La norma citata è l’articolo 1 della legge 1369 del 1960 che fu abolito tramite la legge del 14 febbraio 2003 n. 30, detta anche legge Biagi dal nome del suo promotore Marco Biagi, assassinato dalle BR proprio mentre studiava la legge che, anche dietro la pressione politica a seguito del suo omicidio, fu poi approvata nel 2003 ispirandosi ad una maggior flessibilità dei contratti di lavoro.

L’articolo abrogato è talmente importante e fondamentale da valere la pena di essere riportato integralmente.
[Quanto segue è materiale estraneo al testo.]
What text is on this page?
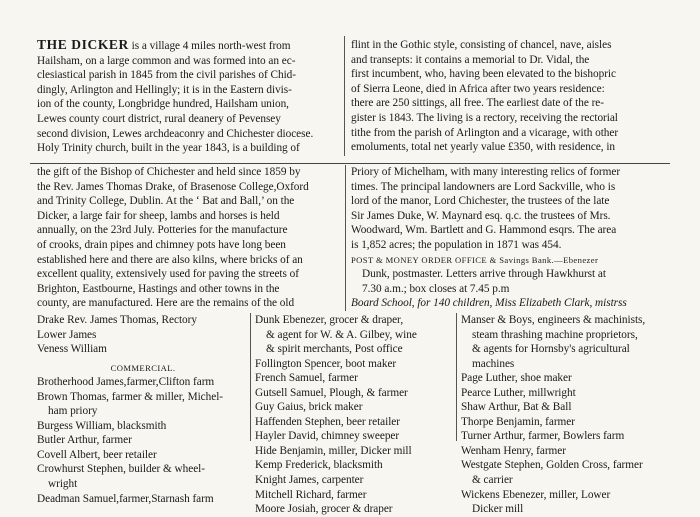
THE DICKER is a village 4 miles north-west from
Hailsham, on a large common and was formed into an ec-
clesiastical parish in 1845 from the civil parishes of Chid-
dingly, Arlington and Hellingly; it is in the Eastern divis-
ion of the county, Longbridge hundred, Hailsham union,
Lewes county court district, rural deanery of Pevensey
second division, Lewes archdeaconry and Chichester diocese.
Holy Trinity church, built in the year 1843, is a building of
flint in the Gothic style, consisting of chancel, nave, aisles
and transepts: it contains a memorial to Dr. Vidal, the
first incumbent, who, having been elevated to the bishopric
of Sierra Leone, died in Africa after two years residence:
there are 250 sittings, all free. The earliest date of the re-
gister is 1843. The living is a rectory, receiving the rectorial
tithe from the parish of Arlington and a vicarage, with other
emoluments, total net yearly value £350, with residence, in
the gift of the Bishop of Chichester and held since 1859 by
the Rev. James Thomas Drake, of Brasenose College,Oxford
and Trinity College, Dublin. At the ‘ Bat and Ball,’ on the
Dicker, a large fair for sheep, lambs and horses is held
annually, on the 23rd July. Potteries for the manufacture
of crooks, drain pipes and chimney pots have long been
established here and there are also kilns, where bricks of an
excellent quality, extensively used for paving the streets of
Brighton, Eastbourne, Hastings and other towns in the
county, are manufactured. Here are the remains of the old
Priory of Michelham, with many interesting relics of former
times. The principal landowners are Lord Sackville, who is
lord of the manor, Lord Chichester, the trustees of the late
Sir James Duke, W. Maynard esq. q.c. the trustees of Mrs.
Woodward, Wm. Bartlett and G. Hammond esqrs. The area
is 1,852 acres; the population in 1871 was 454.
POST & MONEY ORDER OFFICE & Savings Bank.—Ebenezer
Dunk, postmaster. Letters arrive through Hawkhurst at
7.30 a.m.; box closes at 7.45 p.m
Board School, for 140 children, Miss Elizabeth Clark, mistrss
Drake Rev. James Thomas, Rectory
Lower James
Veness William
COMMERCIAL.
Brotherhood James,farmer,Clifton farm
Brown Thomas, farmer & miller, Michel-
ham priory
Burgess William, blacksmith
Butler Arthur, farmer
Covell Albert, beer retailer
Crowhurst Stephen, builder & wheel-
wright
Deadman Samuel,farmer,Starnash farm
Dunk Ebenezer, grocer & draper,
& agent for W. & A. Gilbey, wine
& spirit merchants, Post office
Follington Spencer, boot maker
French Samuel, farmer
Gutsell Samuel, Plough, & farmer
Guy Gaius, brick maker
Haffenden Stephen, beer retailer
Hayler David, chimney sweeper
Hide Benjamin, miller, Dicker mill
Kemp Frederick, blacksmith
Knight James, carpenter
Mitchell Richard, farmer
Moore Josiah, grocer & draper
Manser & Boys, engineers & machinists,
steam thrashing machine proprietors,
& agents for Hornsby's agricultural
machines
Page Luther, shoe maker
Pearce Luther, millwright
Shaw Arthur, Bat & Ball
Thorpe Benjamin, farmer
Turner Arthur, farmer, Bowlers farm
Wenham Henry, farmer
Westgate Stephen, Golden Cross, farmer
& carrier
Wickens Ebenezer, miller, Lower
Dicker mill
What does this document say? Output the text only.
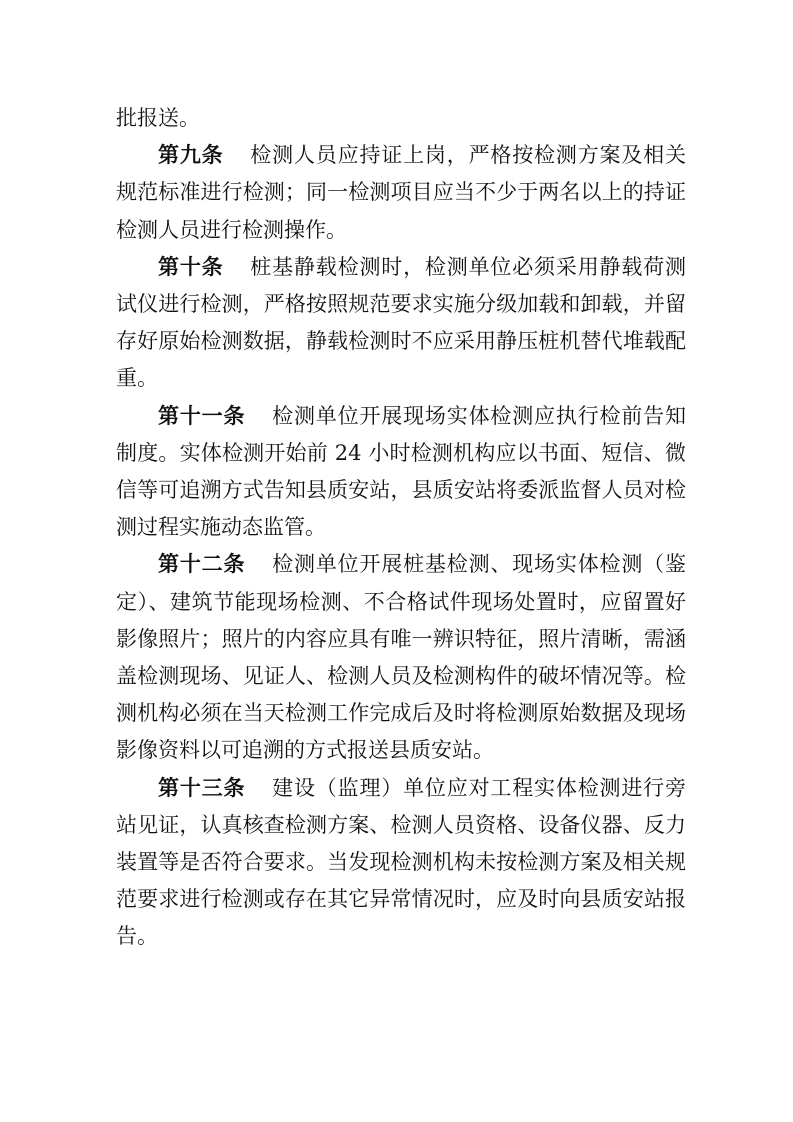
批报送。

第九条 检测人员应持证上岗，严格按检测方案及相关规范标准进行检测；同一检测项目应当不少于两名以上的持证检测人员进行检测操作。

第十条 桩基静载检测时，检测单位必须采用静载荷测试仪进行检测，严格按照规范要求实施分级加载和卸载，并留存好原始检测数据，静载检测时不应采用静压桩机替代堆载配重。

第十一条 检测单位开展现场实体检测应执行检前告知制度。实体检测开始前 24 小时检测机构应以书面、短信、微信等可追溯方式告知县质安站，县质安站将委派监督人员对检测过程实施动态监管。

第十二条 检测单位开展桩基检测、现场实体检测（鉴定）、建筑节能现场检测、不合格试件现场处置时，应留置好影像照片；照片的内容应具有唯一辨识特征，照片清晰，需涵盖检测现场、见证人、检测人员及检测构件的破坏情况等。检测机构必须在当天检测工作完成后及时将检测原始数据及现场影像资料以可追溯的方式报送县质安站。

第十三条 建设（监理）单位应对工程实体检测进行旁站见证，认真核查检测方案、检测人员资格、设备仪器、反力装置等是否符合要求。当发现检测机构未按检测方案及相关规范要求进行检测或存在其它异常情况时，应及时向县质安站报告。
Prima di essere cancellato esso citava: “È vietato all’imprenditore di affidare in appalto o in subappalto o in qualsiasi altra forma, anche a società cooperative, l’esecuzione di mere prestazioni di lavoro mediante impiego di manodopera assunta e retribuita dall’appaltatore o dall’intermediario, qualunque sia la natura dell’opera o del servizio cui le prestazioni si riferiscono. È altresì vietato all’imprenditore di affidare ad intermediari, siano questi dipendenti, terzi o società anche se cooperative, lavori da eseguirsi a cottimo da prestatori di opere assunti e retribuiti da tali intermediari. È considerato appalto di mere prestazioni di lavoro ogni forma di appalto o subappalto, anche per esecuzione di opere o di servizi, ove l’appaltatore impieghi capitali, macchine ed attrezzature fornite dall’appaltante, quand’anche per il loro uso venga corrisposto un compenso all’appaltante.
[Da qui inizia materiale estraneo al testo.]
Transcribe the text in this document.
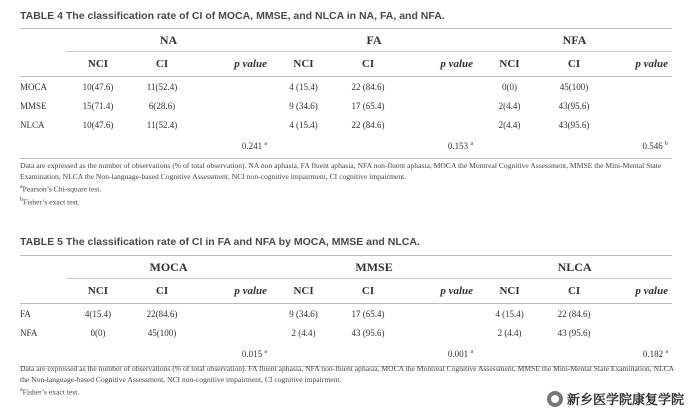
TABLE 4 The classification rate of CI of MOCA, MMSE, and NLCA in NA, FA, and NFA.
	NA			FA			NFA		
	NCI	CI	p value	NCI	CI	p value	NCI	CI	p value
MOCA	10(47.6)	11(52.4)		4 (15.4)	22 (84.6)		0(0)	45(100)	
MMSE	15(71.4)	6(28.6)		9 (34.6)	17 (65.4)		2(4.4)	43(95.6)	
NLCA	10(47.6)	11(52.4)		4 (15.4)	22 (84.6)		2(4.4)	43(95.6)	
			0.241 $^a$			0.153 $^a$			0.546 $^b$

Data are expressed as the number of observations (% of total observation). NA non aphasia, FA fluent aphasia, NFA non-fluent aphasia, MOCA the Montreal Cognitive Assessment, MMSE the Mini-Mental State Examination, NLCA the Non-language-based Cognitive Assessment, NCI non-cognitive impairment, CI cognitive impairment.

$^a$Pearson’s Chi-square test.

$^b$Fisher’s exact test.

TABLE 5 The classification rate of CI in FA and NFA by MOCA, MMSE and NLCA.
	MOCA			MMSE			NLCA		
	NCI	CI	p value	NCI	CI	p value	NCI	CI	p value
FA	4(15.4)	22(84.6)		9 (34.6)	17 (65.4)		4 (15.4)	22 (84.6)	
NFA	0(0)	45(100)		2 (4.4)	43 (95.6)		2 (4.4)	43 (95.6)	
			0.015 $^a$			0.001 $^a$			0.182 $^a$

Data are expressed as the number of observations (% of total observation). FA fluent aphasia, NFA non-fluent aphasia, MOCA the Montreal Cognitive Assessment, MMSE the Mini-Mental State Examination, NLCA the Non-language-based Cognitive Assessment, NCI non-cognitive impairment, CI cognitive impairment.

$^a$Fisher’s exact test.

新乡医学院康复学院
Leggendo la norma è immediatamente comprensibile come fin dal primo periodo sia esattamente all’opposto della situazione attuale, nella quale ormai appalti e subappalti si concatenano in modo selvaggio e sempre e solo al ribasso della mano d’opera, rendendo il lavoro schiavitù ed alle volte persino difficile definire chi sia realmente il datore di lavoro, al punto che in recenti casi di morti in cantieri edili non si è riuscito a colpire nessuno per le violazioni incredibili alla sicurezza del lavoro, finendo persino per incolpare il lavoratore morto di trovarsi “per caso” e “senza autorizzazione” in cima ad una impalcatura a costruire case…

Sembra tutto assurdo, ma è il prodotto di decenni di riforme, passate inosservate dalla popolazione, ma ben conosciute ed orchestrate dal mondo della grande imprenditoria che, con la complicità o la disattenzione del legislatore, ha compiuto poco alla volta piccoli passi nella direzione di distruggere diritti e tutele nella nostra nazione, vanificando persino il concetto costituzionale alla base della nostra società civile.

Si sentono spesso gridare dai partiti grandi proclami e slogan in difesa dell’economia, dalle destre si leva il grido “prima gli italiani”, ma nessuno ha ancora gridato “prima la costituzione”!

Prima degli italiani viene la loro dignità di stato civile, prima di tutto la Costituzione Antifascista ed i diritti in essa contenuti, non saremo mai veri e buoni italiani se prima di cercare di modificarla ancora non applicheremo finalmente in pieno la nostra Costituzione e facciamo tornare il lavoro e le sue tutele che già avevamo quella cosa che nobilita l’uomo, e lo rende libero.